Tödliche Strände

Bikini Atoll: Der Strand, der zum größten Atombombenlabor der USA wurde

Das Bikini-Atoll im Pazifischen Ozean wurde als Schauplatz zahlreicher Kernwaffentests der USA in den Vierziger- und Fünfzigerjahren bekannt. Damit wollte der damalige US-Präsident Truman lediglich die Zerstörungskraft ermitteln. Mit ungeahnten Folgen…

© iStock-Charles Whiting

An den Stränden der Welt wurde das höher entwickelte Leben geboren – dort wurde aber auch die Saat für dessen Auslöschung gesät. Als am 25. Juli um 8.34.59 Uhr die BakerBombe 27 Meter unter der Wasseroberfläche gezündet wird, reißt sie den Lagunenboden auf und schleudert ihn in die Luft. 

Ab Sommer 1946 werden im Bikini- und auf dem benachbarten Eniwetok-Atoll 67 Atombombentests durchgeführt.
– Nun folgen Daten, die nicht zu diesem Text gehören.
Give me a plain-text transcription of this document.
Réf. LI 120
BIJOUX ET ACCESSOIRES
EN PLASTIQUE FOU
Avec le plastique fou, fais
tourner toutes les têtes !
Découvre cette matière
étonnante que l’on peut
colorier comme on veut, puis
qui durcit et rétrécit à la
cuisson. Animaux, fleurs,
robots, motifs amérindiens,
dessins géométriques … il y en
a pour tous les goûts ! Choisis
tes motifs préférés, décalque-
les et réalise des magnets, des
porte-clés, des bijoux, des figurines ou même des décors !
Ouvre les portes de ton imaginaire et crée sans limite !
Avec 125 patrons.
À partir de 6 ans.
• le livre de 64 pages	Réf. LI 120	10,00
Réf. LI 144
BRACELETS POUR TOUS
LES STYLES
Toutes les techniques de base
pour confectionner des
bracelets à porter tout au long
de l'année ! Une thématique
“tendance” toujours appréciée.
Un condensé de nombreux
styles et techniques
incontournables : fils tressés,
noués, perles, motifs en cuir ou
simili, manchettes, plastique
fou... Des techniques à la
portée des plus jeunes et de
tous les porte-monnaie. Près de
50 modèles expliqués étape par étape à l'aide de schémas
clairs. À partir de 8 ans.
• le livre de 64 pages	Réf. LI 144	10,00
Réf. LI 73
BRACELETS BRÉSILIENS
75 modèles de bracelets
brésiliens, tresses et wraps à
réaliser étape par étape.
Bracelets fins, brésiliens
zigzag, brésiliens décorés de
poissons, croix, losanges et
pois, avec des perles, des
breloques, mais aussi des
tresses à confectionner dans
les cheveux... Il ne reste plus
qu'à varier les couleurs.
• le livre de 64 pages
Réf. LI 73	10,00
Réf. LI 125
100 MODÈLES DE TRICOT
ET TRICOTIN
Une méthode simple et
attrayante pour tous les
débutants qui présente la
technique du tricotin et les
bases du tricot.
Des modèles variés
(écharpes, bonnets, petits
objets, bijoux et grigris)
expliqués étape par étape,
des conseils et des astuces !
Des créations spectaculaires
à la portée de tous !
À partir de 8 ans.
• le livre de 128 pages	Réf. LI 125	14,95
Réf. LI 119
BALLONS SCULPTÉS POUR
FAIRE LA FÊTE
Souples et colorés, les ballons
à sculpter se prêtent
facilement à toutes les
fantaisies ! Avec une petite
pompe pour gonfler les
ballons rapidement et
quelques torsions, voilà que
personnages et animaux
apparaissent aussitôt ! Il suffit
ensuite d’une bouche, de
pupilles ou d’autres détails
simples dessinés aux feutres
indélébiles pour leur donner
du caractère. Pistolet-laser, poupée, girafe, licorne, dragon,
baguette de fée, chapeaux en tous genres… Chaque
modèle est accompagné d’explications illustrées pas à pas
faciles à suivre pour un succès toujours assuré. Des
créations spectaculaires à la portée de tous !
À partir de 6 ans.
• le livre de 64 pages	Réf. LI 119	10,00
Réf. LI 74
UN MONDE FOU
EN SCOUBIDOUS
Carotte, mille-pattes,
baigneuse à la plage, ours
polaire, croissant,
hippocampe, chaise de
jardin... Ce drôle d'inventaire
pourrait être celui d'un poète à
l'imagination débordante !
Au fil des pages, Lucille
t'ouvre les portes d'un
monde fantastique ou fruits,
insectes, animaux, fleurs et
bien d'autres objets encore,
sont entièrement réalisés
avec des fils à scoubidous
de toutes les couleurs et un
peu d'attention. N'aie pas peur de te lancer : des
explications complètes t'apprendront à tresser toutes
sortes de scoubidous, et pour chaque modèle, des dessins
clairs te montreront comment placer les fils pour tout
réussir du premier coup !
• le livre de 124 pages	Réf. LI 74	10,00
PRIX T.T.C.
Mit unfassbarer Geschwindigkeit werden jedes Mal Seewasser, Korallen und andere Lebewesen in die Wucht der Explosion hineingesogen. Drei Inseln verdampfen komplett, die Meerestemperatur steigt jedes Mal auf 55.000 Grad Celsius. 

Verstrahlte Hölle

Die Sprengkraft all dieser Explosionen zusammengenommen entspricht 1,6 Hiroshima-Bomben – pro Tag, und das zwölf Jahre lang. Im Juli 1958 detoniert im Bikini-Atoll die letzte Atombombe, die Tests werden danach unterirdisch durchgeführt. Die Strände des Bikini-Atolls sind da schon zur verstrahlten Hölle geworden – und das nur, um die hinterhältigste und tödlichste Waffe der Menschheit zu entwickeln. 

Heute gibt es rund 15.000 Atomsprengköpfe weltweit. Diese Zahl ist ein Fortschritt: Mitte der 1980er-Jahre besaßen die Atommächte zusammen mehr als 80.000 Atomwaffen.